Strange and amazing events
More recently something even stranger, in some ways, happened. In May 2011, we met a nice man in İstanbul from New Zealand, who I'll call William. We were involved with him on some business for a week, and were both really impressed with his dry humor and remarkable intelligence. We encouraged him to return to Turkey when he had some time to relax and really see some of the sights. He eventually took us up on our offer, and came this past August during Ramadan, accompanied by his partner, who I'll call Cynthia. It was Cynthia's first trip to Turkey, and we liked her as much as we liked him. Both Cynthia and William are originally from Australia, so one day I was telling them about my only visit there, for 10 days in 1976 (I must have been merely a child!). A memorable event of the trip was when my then-husband and I were kidnapped on the steps of a museum in Sydney by a one-armed journalist and spirited away into the Australian evening to his home in the suburbs, where we were held hostage and made to eat marvelous food, drink good Australian wine and listen to this guy's terrific stories. Having told this anecdote a thousand times, I barely missed a step when Cynthia asked what his name was. “I don't remember” was my reply, and a few sentences later she interjected “Was it ‘Sinitti'?” “No,” I replied, still going strong; “I think it started with a ‘Z',” not yet realizing what had happened. “Yes,” says Cynthia, “Zanetti. Jules Zanetti.” “That was it! Jules Zanetti!” I finally realized that this lovely little woman from New Zealand, originally from Australia, and I, from Kocaeli via California, had known the same person in the same place at the same time! Cynthia had been a young college student back then (she is an accomplished internist now) and was very close to Jules' wife and children. So in this scenario, California goes to Australia and meets Sydney, who is friends with the future Kiwi, who doesn't meet California then.
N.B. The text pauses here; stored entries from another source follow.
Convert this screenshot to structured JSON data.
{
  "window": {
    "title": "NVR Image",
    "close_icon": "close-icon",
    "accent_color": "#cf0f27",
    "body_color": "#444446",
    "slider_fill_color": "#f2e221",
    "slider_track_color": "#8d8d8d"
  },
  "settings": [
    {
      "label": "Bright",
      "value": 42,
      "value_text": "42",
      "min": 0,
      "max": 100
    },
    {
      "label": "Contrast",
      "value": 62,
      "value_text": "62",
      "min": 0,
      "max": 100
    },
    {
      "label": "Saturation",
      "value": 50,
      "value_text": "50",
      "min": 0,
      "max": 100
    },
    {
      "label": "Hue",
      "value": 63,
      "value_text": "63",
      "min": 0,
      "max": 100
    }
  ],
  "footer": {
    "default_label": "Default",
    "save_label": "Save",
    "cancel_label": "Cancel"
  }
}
Ms. Kiwi moves to New Zealand and meets Mr. Kiwi, who comes to İstanbul on business and meets California, who now lives in Turkey. A year later, both Kiwis come to Turkey and meet California, who made friends, on her only trip to Australia 36 years ago, with Sydney, the old friend of Ms. Kiwi, who would never have met California if Mr. Kiwi hadn't come to İstanbul in the first place.
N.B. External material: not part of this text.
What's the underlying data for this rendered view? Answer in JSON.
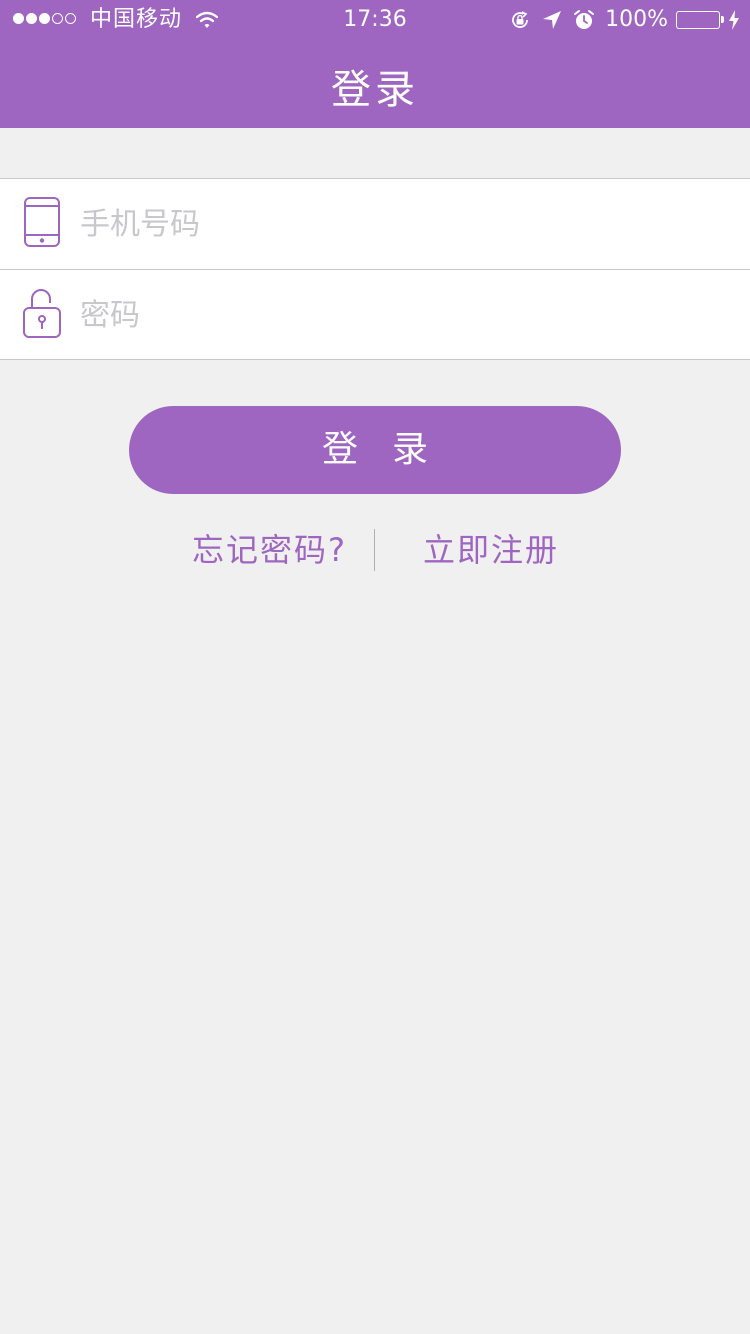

Coincidence? I don't think so. There is a perfectly logical explanation why such a string of events could connect two unrelated women, who met because one of them met the other's partner in İstanbul, with a one-armed journalist from Sydney, not to mention for a couple from different worlds to have friends in common even before they meet, from two or three different continents. And did I mention that the friend in Göreme is also from New Zealand? For some reason, these things happen quite a lot to friends of mine and to me, and we all think they happen more often and more extravagantly in Turkey than elsewhere, and especially in İstanbul. That, or we all knew a guy named Chuck that passed away some years ago, in Trabuco Canyon, California, may he rest in peace, or maybe it's all just -- İstanbul.
*Elsie Alan lives in Gebze with her husband.